Они выпили по глотку.
- Вы живете в Аргентине? - спросил Рихард.
- Нет, нет! - ответила Герда, ставя свой стакан на столик. - Я живу в Мюнхене.
- Что же вас заставило отправиться в такую даль?
- Работа, - коротко ответила Герда.
- Как это понимать? - с любопытством спросил Рихард.
- Пишу книгу.
- Ах вот как! - полуиронически, полууважительно протянул Рихард. - Роман, я полагаю?
- Да нет, что вы! Это сугубо политическая книга. Я собираю материалы о происках американцев - в районах скопления немецких иммигрантов.
- И что же вы хотите доказать?
- Я хочу доказать, что американцы исподволь готовят нацистские резервы для Германии.
- Вы уверены, что у американцев нет других дел, более важных и интересных?
- Есть, конечно. Но и это для них немаловажно.
- Гм-м… Послушаешь вас, можно подумать, что вы живете в той Германии, которая оккупирована большевиками.
- Вы имеете в виду ГДР? Я там бывала. И, честно скажу, не заметила никаких признаков того, что вы называете оккупацией.
- А вы, может быть, коммунистка? - Рихард подозрительно сощурил глаза.
- Я просто хочу писать правду, - спокойно сказала Герда.
- Какую правду? - не без сарказма спросил Рихард. - Уж не о том ли, как в третьем рейхе сжигали ни в чем не повинных людей? Или пили кровь младенцев? Вы принимаете эти россказни всерьез?
- Меня удивляет ваш вопрос, - сухо ответила Герда.
- Не понимаю, чем он вас удивляет. Я как историк знаю, что на побежденную страну победители вешают всех собак. Так было в прошлом, и, надо полагать, так будет всегда.
- Вы, наверное, неонацист? - пристально взглянув на него, спросила Герда.
Рихард понял, что зашел слишком далеко.
- И как только эта мысль могла прийти вам в голову? - спросил он с наигранным возмущением.
- А почему же нет? - спросила Герда, пожимая плечами. - Ведь вы спросили, не коммунистка ли я.
"Боже, какой я дурак! - подумал Рихард. - Судьба свела меня с очаровательной девушкой, а я затеял никому не нужный политический спор!"
Герда демонстративно отвернулась. Это разозлило Рихарда. "Ну и черт с тобой! - подумал он. - Не хочешь разговаривать, не надо!"
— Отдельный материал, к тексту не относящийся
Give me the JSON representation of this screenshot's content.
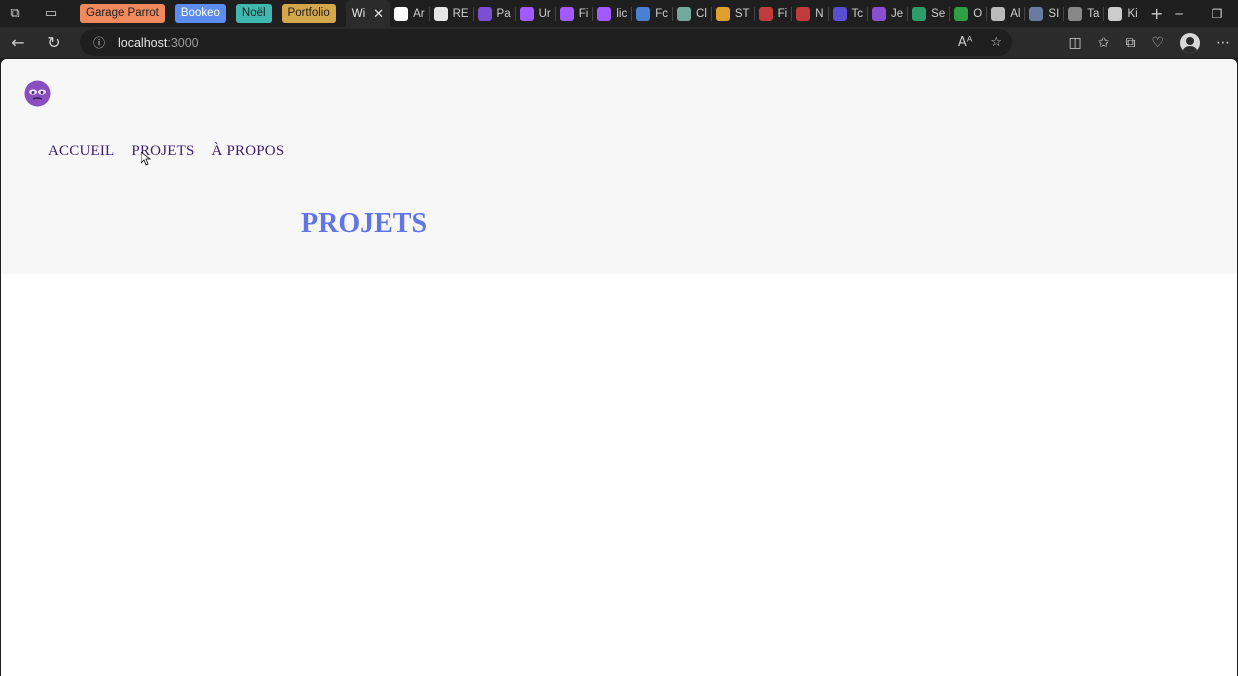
{
  "browser": {
    "tab_groups": [
      {
        "label": "Garage Parrot",
        "color": "#f08a5d",
        "text_color": "#1f1f1f"
      },
      {
        "label": "Bookeo",
        "color": "#5b8def",
        "text_color": "#ffffff"
      },
      {
        "label": "Noël",
        "color": "#3fb8b0",
        "text_color": "#1f1f1f"
      },
      {
        "label": "Portfolio",
        "color": "#d4a84a",
        "text_color": "#1f1f1f"
      }
    ],
    "active_tab_label": "Wi",
    "tabs": [
      {
        "label": "Ar",
        "icon": "figma-icon",
        "color": "#ffffff"
      },
      {
        "label": "RE",
        "icon": "github-icon",
        "color": "#e6e6e6"
      },
      {
        "label": "Pa",
        "icon": "app-icon",
        "color": "#7b4fd1"
      },
      {
        "label": "Ur",
        "icon": "figma-icon",
        "color": "#a259ff"
      },
      {
        "label": "Fi",
        "icon": "figma-icon",
        "color": "#a259ff"
      },
      {
        "label": "lic",
        "icon": "figma-icon",
        "color": "#a259ff"
      },
      {
        "label": "Fc",
        "icon": "board-icon",
        "color": "#4a7fd1"
      },
      {
        "label": "Cl",
        "icon": "chatgpt-icon",
        "color": "#74aa9c"
      },
      {
        "label": "ST",
        "icon": "paper-plane-icon",
        "color": "#e0a030"
      },
      {
        "label": "Fi",
        "icon": "filezilla-icon",
        "color": "#c23b3b"
      },
      {
        "label": "N",
        "icon": "filezilla-icon",
        "color": "#c23b3b"
      },
      {
        "label": "Tc",
        "icon": "app-icon",
        "color": "#5a4fd1"
      },
      {
        "label": "Je",
        "icon": "app-icon",
        "color": "#8a4fd1"
      },
      {
        "label": "Se",
        "icon": "plus-icon",
        "color": "#2e9c6a"
      },
      {
        "label": "O",
        "icon": "square-icon",
        "color": "#2ea043"
      },
      {
        "label": "Al",
        "icon": "app-icon",
        "color": "#bbbbbb"
      },
      {
        "label": "SI",
        "icon": "globe-icon",
        "color": "#6a7aa0"
      },
      {
        "label": "Ta",
        "icon": "dots-icon",
        "color": "#888888"
      },
      {
        "label": "Ki",
        "icon": "cube-icon",
        "color": "#cccccc"
      }
    ],
    "url_host": "localhost",
    "url_port": ":3000"
  },
  "page": {
    "nav": [
      {
        "label": "ACCUEIL"
      },
      {
        "label": "PROJETS"
      },
      {
        "label": "À PROPOS"
      }
    ],
    "title": "PROJETS",
    "title_color": "#6175e6",
    "nav_color": "#3d1d6b"
  }
}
Тут показалась стюардесса с катящимся столиком, на котором теперь лежали газеты и журналы. Когда она подошла ближе, Рихард громко спросил:
- Что у вас есть интересного?
- На каком языке? - осведомилась стюардесса. - На испанском, английском, немецком?
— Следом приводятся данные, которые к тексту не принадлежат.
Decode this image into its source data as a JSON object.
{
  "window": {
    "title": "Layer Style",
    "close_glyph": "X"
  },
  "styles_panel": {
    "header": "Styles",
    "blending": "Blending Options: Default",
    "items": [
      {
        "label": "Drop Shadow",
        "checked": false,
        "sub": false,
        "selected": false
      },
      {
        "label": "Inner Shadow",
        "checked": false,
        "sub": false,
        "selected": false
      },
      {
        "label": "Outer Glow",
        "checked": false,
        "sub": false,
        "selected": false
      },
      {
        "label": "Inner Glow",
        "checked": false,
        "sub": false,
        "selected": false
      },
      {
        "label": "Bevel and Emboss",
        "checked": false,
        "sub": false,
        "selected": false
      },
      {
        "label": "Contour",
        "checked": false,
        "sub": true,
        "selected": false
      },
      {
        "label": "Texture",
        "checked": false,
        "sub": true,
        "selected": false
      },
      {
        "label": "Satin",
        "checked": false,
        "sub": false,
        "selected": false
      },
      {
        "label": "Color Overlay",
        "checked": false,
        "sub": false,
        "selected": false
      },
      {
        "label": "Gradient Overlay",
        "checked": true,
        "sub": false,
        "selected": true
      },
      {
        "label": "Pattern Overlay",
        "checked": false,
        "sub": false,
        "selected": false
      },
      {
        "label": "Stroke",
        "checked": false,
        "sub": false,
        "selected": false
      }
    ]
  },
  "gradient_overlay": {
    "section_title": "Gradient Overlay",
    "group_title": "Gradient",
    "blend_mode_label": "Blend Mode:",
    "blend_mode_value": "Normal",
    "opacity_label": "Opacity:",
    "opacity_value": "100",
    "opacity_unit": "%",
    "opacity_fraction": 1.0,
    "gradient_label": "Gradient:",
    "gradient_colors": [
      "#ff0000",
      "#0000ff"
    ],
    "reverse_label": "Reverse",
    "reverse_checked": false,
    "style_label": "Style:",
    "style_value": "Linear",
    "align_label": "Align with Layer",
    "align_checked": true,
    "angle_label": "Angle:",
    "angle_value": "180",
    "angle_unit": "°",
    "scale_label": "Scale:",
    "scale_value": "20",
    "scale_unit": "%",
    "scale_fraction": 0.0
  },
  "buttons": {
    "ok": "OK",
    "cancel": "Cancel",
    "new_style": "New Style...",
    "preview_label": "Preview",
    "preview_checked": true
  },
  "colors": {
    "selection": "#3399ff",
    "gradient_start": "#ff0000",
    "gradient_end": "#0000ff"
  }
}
- На немецком, конечно! - буркнул Рихард, оглядывая стопки газет и журналов. Потом сказал: - Дайте мне, пожалуйста, "Штерн", "Цайт" и "Шпигель".
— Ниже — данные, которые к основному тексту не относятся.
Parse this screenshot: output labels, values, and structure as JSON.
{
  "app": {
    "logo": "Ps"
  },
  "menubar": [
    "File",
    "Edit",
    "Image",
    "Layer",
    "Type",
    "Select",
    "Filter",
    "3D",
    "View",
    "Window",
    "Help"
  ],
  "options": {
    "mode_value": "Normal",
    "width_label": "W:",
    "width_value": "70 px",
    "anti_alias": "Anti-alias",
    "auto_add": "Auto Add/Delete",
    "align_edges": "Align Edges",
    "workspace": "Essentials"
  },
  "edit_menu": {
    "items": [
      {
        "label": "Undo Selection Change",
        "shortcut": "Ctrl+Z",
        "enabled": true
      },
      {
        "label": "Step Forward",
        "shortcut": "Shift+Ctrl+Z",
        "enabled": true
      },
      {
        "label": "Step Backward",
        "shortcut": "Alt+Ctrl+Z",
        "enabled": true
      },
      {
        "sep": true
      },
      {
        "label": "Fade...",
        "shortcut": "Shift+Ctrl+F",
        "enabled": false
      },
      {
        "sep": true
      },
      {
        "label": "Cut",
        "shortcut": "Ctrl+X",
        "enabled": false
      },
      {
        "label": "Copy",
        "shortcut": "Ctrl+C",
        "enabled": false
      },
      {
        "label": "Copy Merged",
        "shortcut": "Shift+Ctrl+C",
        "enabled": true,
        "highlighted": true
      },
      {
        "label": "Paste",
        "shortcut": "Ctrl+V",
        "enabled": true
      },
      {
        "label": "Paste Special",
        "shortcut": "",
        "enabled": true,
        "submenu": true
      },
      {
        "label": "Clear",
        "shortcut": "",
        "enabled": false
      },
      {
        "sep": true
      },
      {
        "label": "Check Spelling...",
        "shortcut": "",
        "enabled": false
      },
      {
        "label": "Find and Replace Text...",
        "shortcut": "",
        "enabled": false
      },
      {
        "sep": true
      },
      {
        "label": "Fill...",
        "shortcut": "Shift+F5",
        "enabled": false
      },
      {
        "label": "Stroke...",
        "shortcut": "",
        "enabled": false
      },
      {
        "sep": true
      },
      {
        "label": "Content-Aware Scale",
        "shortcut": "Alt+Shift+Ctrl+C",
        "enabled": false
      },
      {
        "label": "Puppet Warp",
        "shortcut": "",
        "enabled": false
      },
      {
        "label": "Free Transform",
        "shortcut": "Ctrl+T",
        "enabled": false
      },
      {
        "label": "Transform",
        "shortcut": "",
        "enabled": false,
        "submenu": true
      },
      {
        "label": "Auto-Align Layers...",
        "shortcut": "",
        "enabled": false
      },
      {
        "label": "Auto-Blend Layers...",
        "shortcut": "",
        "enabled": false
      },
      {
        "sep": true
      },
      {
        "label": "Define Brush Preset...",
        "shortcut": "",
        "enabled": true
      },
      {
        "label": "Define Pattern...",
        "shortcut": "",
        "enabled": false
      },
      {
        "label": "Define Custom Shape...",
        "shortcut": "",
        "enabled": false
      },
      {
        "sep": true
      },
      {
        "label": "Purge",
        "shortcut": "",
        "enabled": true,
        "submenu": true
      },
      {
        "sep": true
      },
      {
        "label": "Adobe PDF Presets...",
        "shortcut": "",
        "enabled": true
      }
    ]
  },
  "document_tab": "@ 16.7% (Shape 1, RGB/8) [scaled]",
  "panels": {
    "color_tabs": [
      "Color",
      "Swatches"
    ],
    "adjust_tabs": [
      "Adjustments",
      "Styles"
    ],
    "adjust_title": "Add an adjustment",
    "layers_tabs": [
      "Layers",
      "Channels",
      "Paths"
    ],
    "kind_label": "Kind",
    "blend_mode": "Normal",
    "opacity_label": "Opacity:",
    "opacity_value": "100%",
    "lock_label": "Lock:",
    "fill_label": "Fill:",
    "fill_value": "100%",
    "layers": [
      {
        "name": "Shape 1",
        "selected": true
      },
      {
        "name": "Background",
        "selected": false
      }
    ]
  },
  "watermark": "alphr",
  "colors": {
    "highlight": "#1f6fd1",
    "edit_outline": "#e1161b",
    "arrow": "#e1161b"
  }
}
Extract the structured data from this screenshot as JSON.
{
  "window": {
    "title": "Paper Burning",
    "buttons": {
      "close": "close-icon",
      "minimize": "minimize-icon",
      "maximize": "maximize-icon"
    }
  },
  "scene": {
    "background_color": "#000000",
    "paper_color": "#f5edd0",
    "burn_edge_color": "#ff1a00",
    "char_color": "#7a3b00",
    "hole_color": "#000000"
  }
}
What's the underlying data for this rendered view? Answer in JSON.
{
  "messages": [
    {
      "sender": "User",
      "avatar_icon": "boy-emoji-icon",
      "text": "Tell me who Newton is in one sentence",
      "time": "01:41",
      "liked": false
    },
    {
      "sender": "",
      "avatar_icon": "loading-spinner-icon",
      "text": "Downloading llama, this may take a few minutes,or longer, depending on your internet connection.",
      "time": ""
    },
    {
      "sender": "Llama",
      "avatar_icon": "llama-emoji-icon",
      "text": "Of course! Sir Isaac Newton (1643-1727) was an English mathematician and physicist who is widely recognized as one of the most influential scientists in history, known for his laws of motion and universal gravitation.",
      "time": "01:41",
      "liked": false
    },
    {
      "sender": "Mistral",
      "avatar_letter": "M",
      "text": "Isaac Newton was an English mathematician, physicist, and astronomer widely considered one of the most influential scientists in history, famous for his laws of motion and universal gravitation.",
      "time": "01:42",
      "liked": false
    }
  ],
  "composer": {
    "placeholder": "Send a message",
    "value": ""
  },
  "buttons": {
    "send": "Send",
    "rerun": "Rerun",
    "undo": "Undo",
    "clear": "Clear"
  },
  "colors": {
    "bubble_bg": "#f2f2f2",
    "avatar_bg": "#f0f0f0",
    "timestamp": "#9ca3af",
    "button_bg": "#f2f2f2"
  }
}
В еженедельнике "Цайт" внимание Рихарда привлекла статья о предстоящих выборах в бундестаг. Один из абзацев он перечитал дважды.
"Единственный вопрос, - говорилось в статье, - сводится к следующему: может ли наше государство примириться с существованием национал-демократов - партии, которая ничего не в состоянии предложить, кроме своих мелкобуржуазных эмоций. То, что она хочет перевернуть государство вверх дном, не доказано. То, что она могла бы перевернуть государство вверх дном, - мысль, порожденная бессилием демократической системы".
Слова "хочет" и "могла" были набраны курсивом. "Лихо написано!" - подумал Рихард. В "Шпигеле" его заинтересовало интервью парламентского статс-секретаря министерства внутренних дел Кеплера, высказывавшегося по вопросу о "социологии" национал-демократической партии: "Нельзя отмахиваться от мысли, - заявил Кеплер, - что с политической точки зрения едва ли было бы целесообразно разогнать партию, ядро которой, возможно, и состоит из нацистов, старых или новых, но которая в значительной своей части представлена недовольными, неудовлетворенными и, быть может, даже консервативными элементами".
На другой странице цитировался девиз НДП: "Мы - не последние представители вчерашнего дня, а первые представители дня завтрашнего!"
"Если ведущие западногерманские газеты и журналы так много пишут о национал-демократах, - подувал Рихард, - то это значит, что НДП - весьма влиятельная и активно действующая партия. Все, что говорил Клаус, - чистейшая правда".
А когда на второй странице партийного издания "НДП-Курир" он прочитал призыв "Помогайте НДП в ее тяжелой борьбе!", то решил сделать денежный перевод сразу же по прибытии в Мюнхен - адрес банка и номер текущего счета национал-демократической партии указывались на той же странице.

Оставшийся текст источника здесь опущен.